Macron called Napoleon “part of us” and said the relatively modest ceremonies organised in Paris to mark the occasion were an “enlightened commemoration”, not a celebration of his life.
Speaking at the Institut de France, an academy set up by Napoleon to promote science and the arts, Macron listed some of the famed Corsican’s enduring contributions, while also mentioning the darker, blood-stained parts of his legacy.
“Few destinies have shaped so many lives beyond their own,” Macron said of the man who seized power in a coup in 1799 and died in exile on the island of Saint Helena in 1821 having briefly ruled over most of Europe.
The president later laid a wreath at the marble crypt where Napoleon’s remains are buried at the Invalides monument, one of the most popular tourist attractions in Paris.
As well as being one of the best-known and instantly recognisable French figures, usually depicted in his frock coat and sideways hat, Napoleon is also one of the most divisive characters in the country’s history.
His huge contribution to the French state — the modern bureaucracy, school and legal systems bear his stamp — is usually set against his record as an autocrat and war-mongerer in Europe and the Middle East.
In the wake of the Black Lives Matter movement and the emergence of a new generation of vocal anti-racism campaigners in France, Napoleon’s decision to re-establish slavery in 1802 has become the focus of renewed debate.
Some left-wing politicians and academics had urged Macron to avoid paying homage to him for this reason, as well as his role in crushing the first fledgling attempts at democracy following the 1789 revolution.

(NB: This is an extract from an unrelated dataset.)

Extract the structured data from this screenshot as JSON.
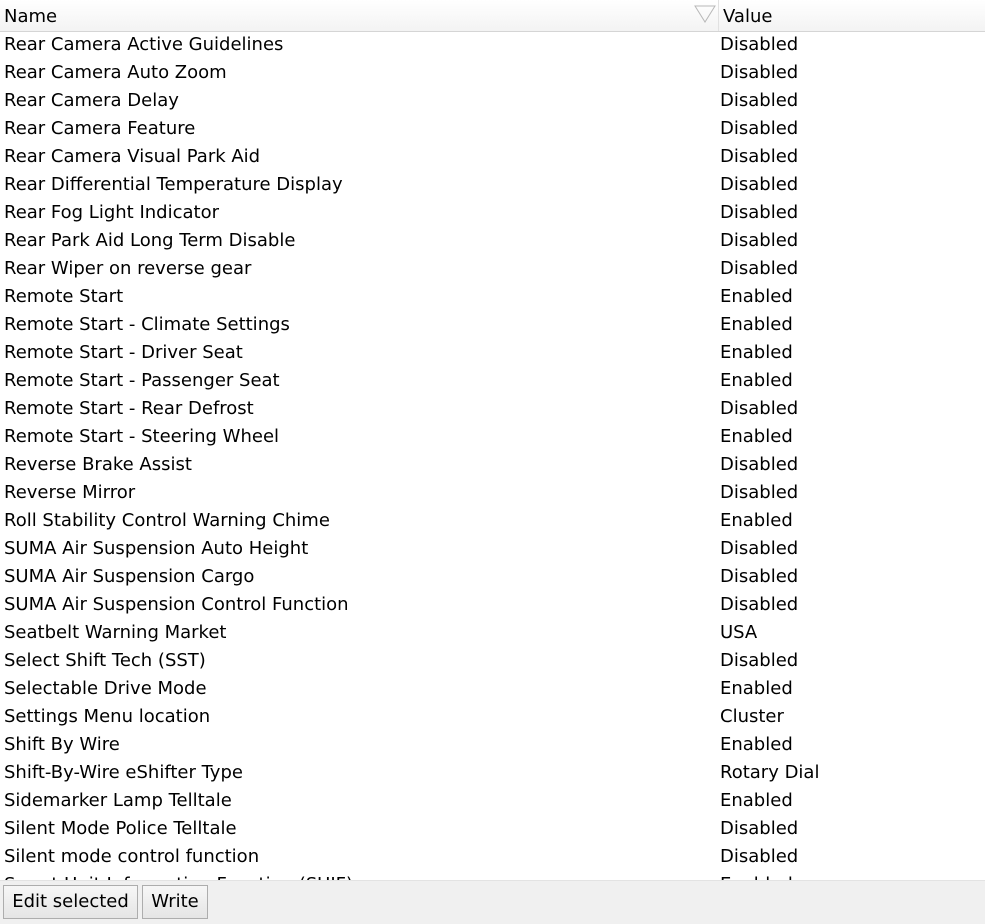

Macron began his remarks by saying he would “concede nothing to those who want to erase the past on the basis that it does not correspond with their idea of the present.”
But he called the slavery decision an “error” and a “betrayal of the Enlightenment spirit” which had brought about the 1789 revolution.

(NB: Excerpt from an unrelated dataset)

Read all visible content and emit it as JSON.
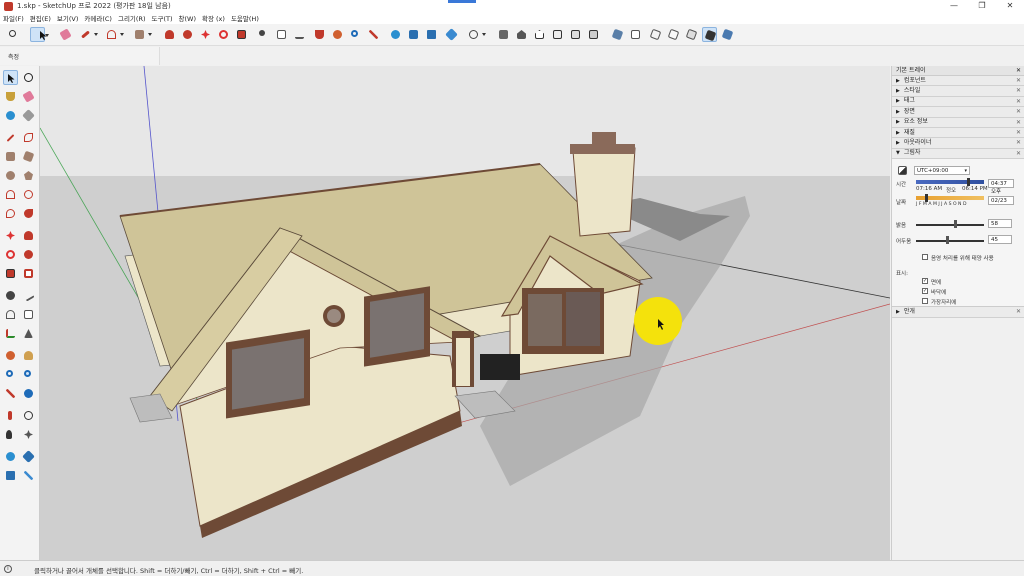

He also said Napoleon “was never concerned about the loss of lives.”
Before the speech, an aide to the president had said Macron’s approach would be to “look at history in the face,” adding that the commemorations would be “neither denial, nor repentance”.
When Napoleon seized power, he overthrew France’s first republic that was established in the wake of the 1789 revolution that abolished the monarchy.
Renowned for his military prowess, he clocked up a series of victories, including at the Battle of Austerlitz, which resulted in a French empire that encompassed most of continental Europe.
While building and reforming at home at a furious pace, he also reversed gains for women and a ban on slavery introduced under the first republic.
Slavery was re-established in French colonies from 1802, a move seen by some as being motivated by a desire to dominate the Caribbean sugar trade in the face of competition from arch-enemy England.
Mathilde Larrere, a French historian, believes there was a “racist dimension” to the decision, while France’s Equality Minister Elisabeth Moreno called him “one of the biggest misogynists” to walk the Earth.
Writing in The New York Times recently, American scholar Marlene Daut called Napoleon “an icon of white supremacy” in a column that condemned the commemorations in France.
In the build-up to Wednesday’s anniversary, some 160 French institutions from schools to museums signed up for events grouped under the “Annee Napoleon 2021” label.
For some, Napoleon is a reminder of French grandeur and strength.
“Why shouldn’t we celebrate Napoleon?” far-right nationalist leader Marine Le Pen told France Inter radio on Tuesday.
“He did so much for the country, and he gave so much to the world,” she added
Some left-wingers had, by contrast, urged Macron to downplay the anniversary.
“The Republic should not pay an official homage to the person who buried the first republican experience of our history by installing an authoritarian regime,” left-winger Alexis Corbiere wrote in Le Figaro newspaper in March.